Die US-amerikanische Mentalität

„This is a magnificent victory for the american people“, sagte Trump, nachdem klar war, dass er der 47. Präsident der Vereinigten Staaten von Amerika werden wird, begleitet vom Jubel seiner Anhänger. Trumps deutlicher Wahlsieg ist dabei auch eine deutliche Absage der Amerikaner an die postmoderne Identitätspolitik, den ganzen Dekonstruktivismus, der bei der postmodernen Linken en vogue ist, und die Wokeness im Allgemeinen. Es ist eine Absage an eine Klimaschutzpolitik, die zu viel Kollateralschäden mit sich bringt, und eine Absage an allzu planwirtschaftliche Ideen bei der Ökonomie und allzu kollektivistische Ideen bei der Gesellschaftspolitik.

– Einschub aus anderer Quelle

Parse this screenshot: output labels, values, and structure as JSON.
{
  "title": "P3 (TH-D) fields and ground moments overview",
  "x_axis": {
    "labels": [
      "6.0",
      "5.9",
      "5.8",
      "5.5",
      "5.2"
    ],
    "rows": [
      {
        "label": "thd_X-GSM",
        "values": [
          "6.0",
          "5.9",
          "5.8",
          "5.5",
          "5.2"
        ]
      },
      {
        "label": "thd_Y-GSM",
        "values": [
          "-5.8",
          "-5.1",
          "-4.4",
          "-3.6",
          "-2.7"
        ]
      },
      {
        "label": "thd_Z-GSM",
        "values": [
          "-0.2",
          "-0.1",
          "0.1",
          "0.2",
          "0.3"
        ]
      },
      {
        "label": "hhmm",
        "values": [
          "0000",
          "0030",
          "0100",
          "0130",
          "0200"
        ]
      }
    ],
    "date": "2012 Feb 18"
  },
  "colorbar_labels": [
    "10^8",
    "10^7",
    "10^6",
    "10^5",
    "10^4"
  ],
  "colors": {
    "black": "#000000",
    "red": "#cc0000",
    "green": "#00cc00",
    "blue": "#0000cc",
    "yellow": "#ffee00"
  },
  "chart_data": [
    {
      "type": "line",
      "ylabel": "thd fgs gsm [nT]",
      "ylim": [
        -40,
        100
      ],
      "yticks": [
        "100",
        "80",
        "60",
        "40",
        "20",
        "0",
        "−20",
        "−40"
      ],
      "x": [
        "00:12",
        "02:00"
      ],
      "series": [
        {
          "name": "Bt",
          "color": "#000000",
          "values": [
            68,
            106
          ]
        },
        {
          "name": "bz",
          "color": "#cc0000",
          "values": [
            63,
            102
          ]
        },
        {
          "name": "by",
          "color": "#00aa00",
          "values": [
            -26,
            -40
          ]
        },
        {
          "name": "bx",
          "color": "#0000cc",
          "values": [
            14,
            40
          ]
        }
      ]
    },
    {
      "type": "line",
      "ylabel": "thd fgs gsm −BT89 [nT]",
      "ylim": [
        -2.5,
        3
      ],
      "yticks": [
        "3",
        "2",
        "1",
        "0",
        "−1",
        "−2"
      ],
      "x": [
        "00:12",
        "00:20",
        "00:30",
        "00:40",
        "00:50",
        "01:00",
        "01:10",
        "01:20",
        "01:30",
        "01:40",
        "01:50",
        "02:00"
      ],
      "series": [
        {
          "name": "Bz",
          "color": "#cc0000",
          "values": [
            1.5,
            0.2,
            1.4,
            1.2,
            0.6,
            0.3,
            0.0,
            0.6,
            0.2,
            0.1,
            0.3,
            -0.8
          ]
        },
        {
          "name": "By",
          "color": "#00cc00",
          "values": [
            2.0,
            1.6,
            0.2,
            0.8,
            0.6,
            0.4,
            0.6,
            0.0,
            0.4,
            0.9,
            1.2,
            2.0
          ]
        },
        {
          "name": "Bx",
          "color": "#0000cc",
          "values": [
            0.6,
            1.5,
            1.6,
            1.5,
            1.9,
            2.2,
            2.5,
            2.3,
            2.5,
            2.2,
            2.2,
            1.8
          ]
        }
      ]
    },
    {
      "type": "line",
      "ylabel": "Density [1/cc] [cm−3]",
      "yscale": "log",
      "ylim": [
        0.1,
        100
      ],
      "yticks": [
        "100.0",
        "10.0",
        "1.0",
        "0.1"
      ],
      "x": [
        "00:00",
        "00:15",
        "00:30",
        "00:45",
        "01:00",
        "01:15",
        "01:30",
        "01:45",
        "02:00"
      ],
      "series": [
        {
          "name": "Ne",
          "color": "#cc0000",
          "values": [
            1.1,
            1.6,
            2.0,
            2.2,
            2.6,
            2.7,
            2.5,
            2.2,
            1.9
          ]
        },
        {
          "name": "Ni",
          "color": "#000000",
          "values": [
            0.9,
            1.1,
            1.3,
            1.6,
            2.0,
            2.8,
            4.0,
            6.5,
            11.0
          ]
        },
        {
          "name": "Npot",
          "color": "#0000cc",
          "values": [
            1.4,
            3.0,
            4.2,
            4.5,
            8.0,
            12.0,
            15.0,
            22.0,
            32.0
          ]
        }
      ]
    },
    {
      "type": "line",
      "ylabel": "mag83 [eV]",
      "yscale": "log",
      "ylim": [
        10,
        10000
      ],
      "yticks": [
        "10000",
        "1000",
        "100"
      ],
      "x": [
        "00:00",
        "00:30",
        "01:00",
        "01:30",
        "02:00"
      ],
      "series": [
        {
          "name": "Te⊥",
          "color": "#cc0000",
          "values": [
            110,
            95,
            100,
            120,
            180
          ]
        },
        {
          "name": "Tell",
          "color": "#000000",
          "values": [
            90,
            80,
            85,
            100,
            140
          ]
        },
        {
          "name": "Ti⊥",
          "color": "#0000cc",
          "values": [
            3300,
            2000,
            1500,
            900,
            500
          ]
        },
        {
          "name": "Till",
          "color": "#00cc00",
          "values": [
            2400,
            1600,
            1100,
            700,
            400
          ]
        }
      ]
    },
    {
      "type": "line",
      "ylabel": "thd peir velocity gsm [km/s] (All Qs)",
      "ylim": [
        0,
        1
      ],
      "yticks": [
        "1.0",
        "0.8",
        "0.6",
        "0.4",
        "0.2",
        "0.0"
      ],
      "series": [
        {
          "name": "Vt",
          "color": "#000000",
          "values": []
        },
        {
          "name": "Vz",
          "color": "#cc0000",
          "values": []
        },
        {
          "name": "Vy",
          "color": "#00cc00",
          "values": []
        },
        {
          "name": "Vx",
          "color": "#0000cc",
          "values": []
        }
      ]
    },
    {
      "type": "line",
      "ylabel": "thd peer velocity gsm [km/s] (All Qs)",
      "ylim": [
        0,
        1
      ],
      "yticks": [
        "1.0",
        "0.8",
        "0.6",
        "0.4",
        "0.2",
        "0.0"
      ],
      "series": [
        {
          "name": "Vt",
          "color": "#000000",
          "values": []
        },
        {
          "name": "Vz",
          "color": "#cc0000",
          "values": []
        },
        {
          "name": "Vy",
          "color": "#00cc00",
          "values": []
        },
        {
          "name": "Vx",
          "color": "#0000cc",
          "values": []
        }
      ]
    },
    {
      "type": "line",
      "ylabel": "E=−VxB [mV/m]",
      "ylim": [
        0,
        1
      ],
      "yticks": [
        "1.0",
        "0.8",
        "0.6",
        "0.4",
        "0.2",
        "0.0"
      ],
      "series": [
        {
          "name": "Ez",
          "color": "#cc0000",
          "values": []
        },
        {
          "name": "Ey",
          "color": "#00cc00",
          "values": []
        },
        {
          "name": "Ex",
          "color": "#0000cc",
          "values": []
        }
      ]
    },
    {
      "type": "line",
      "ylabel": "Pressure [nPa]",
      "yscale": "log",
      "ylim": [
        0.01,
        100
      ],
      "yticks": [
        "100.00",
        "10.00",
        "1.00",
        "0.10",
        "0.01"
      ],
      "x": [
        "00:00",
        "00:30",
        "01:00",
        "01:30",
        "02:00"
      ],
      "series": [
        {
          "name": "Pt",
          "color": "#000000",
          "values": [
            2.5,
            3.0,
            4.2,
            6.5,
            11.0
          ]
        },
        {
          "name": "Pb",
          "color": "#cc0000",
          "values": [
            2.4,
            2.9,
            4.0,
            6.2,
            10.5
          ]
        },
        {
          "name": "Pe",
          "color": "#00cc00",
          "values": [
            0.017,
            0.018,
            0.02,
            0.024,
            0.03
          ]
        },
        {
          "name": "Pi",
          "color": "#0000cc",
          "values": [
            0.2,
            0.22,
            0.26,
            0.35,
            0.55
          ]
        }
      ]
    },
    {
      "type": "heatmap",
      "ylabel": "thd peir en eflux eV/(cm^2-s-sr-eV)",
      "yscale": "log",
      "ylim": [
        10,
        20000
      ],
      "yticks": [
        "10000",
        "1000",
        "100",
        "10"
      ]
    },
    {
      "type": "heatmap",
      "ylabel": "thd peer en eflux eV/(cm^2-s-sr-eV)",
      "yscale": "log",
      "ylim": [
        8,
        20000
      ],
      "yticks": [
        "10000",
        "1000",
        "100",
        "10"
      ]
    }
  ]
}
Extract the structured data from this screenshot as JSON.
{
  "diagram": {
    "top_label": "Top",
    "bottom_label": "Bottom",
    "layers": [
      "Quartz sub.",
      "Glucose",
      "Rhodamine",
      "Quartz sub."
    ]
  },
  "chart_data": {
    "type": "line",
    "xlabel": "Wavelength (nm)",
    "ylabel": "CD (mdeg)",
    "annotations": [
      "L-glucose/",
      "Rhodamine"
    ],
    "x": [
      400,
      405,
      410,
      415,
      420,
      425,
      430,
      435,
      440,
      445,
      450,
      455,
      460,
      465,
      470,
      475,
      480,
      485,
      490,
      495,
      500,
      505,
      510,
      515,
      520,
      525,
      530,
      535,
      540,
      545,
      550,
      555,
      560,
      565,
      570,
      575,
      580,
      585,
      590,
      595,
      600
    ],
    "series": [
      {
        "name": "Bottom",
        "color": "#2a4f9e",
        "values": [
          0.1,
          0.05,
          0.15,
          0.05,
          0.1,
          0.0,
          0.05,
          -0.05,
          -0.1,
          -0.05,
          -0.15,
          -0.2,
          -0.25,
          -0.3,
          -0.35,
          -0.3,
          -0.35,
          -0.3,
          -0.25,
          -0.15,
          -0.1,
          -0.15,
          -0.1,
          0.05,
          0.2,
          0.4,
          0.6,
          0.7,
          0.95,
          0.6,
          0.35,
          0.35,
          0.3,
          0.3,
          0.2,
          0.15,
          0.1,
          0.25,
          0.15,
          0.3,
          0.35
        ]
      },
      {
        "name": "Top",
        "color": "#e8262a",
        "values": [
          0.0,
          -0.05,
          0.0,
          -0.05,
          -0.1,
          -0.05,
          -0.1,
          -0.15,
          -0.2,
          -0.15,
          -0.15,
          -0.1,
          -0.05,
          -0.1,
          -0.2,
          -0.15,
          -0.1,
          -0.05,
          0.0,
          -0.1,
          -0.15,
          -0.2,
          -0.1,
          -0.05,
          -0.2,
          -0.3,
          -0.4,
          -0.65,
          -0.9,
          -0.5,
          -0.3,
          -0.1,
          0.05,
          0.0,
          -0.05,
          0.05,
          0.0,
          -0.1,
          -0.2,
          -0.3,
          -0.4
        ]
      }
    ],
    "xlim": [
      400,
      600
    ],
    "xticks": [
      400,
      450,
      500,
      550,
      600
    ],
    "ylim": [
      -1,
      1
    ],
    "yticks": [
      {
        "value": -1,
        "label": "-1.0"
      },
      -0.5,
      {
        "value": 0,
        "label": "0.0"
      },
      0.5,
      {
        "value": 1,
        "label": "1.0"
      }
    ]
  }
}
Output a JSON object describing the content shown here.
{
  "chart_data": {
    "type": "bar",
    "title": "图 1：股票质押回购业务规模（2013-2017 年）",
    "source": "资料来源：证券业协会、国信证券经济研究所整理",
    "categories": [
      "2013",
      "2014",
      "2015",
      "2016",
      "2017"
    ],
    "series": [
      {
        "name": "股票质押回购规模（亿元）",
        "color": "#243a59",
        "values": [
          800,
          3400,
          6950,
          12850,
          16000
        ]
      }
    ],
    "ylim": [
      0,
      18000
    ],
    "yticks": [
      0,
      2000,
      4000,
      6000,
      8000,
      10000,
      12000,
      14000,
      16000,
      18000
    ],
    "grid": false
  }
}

Denn es ist zwar richtig und nachvollziehbar, dass der Deutsche mit der US-amerikanischen Mentalität bisweilen fremdelt – von der Waffenbegeisterung über die Entertainment-Geilheit selbst bei Gottesdiensten bis hin zu den XXL-Fast-Food-Portionen –, was wohl auch eine Ursache sein dürfte für die vielen Fehlanalysen über die USA auf der anderen Seite des Atlantiks. So auch vor den jüngsten US-Wahlen. 

Aber selbst der größte Trump-Hasser in Deutschland sollte verstanden haben, dass Freiheit, Individualität und Leistung in den USA immer noch einen gigantischen Stellenwert haben. Vielleicht nicht dort, wo das Portemonnaie voll, das Leben leicht und der Lifestyle progressiv ist, aber sehr wohl in jenen großen Teilen der USA, wo es sehr wohl einen Unterschied macht, dass die Gallone Benzin heute über vier Dollar kostet und die klassische Familie anderswo im Land zum Relikt vergangener Tage erklärt wird.

Auch Experten sind keine Hellseher

Es sind Orte, wo der amerikanische Traum immer noch identitätsstiftend ist, auch die Familie, der Glaube, die Gemeinde, der Pick-Up-Truck, die Waffe. Orte also, wo Menschen leben, die schon aus Prinzip nicht für Kamala Harris stimmen konnten, weil ihre Überzeugungen ganz andere sind als jene, für die Kamala Harris eintritt. Orte auch, die das amerikanische Establishment in den urbanen Zentren viel zu oft verspottet hat – auch vor der jüngsten Wahl wieder – und die all die selbsternannten USA-Experten in Deutschland gerne ignorieren, wenn sie ihre hanebüchenen Prognosen basteln. 

Selbstverständlich dürfen sich Experten auch mal irren. Sie sind ja keine Hellseher. Aber wenn man sich die deutsche Expertenlandschaft zum Thema Vereinigte Staaten anschaut, dann ist die – das haben diese US-Wahlen einmal mehr gezeigt und sie zeigen es nach dem Trump-Sieg noch – erschreckend inkompetent; bis hin zur Verschwörungstheorie. Und da fragt man sich dann schon, ob diese Experten wirklich welche sind, oder eher zufällig an der Bushaltestelle rekrutiert wurden. Anders formuliert: Über solche Experten darf man sich ruhig lustig machen. Man muss es sogar.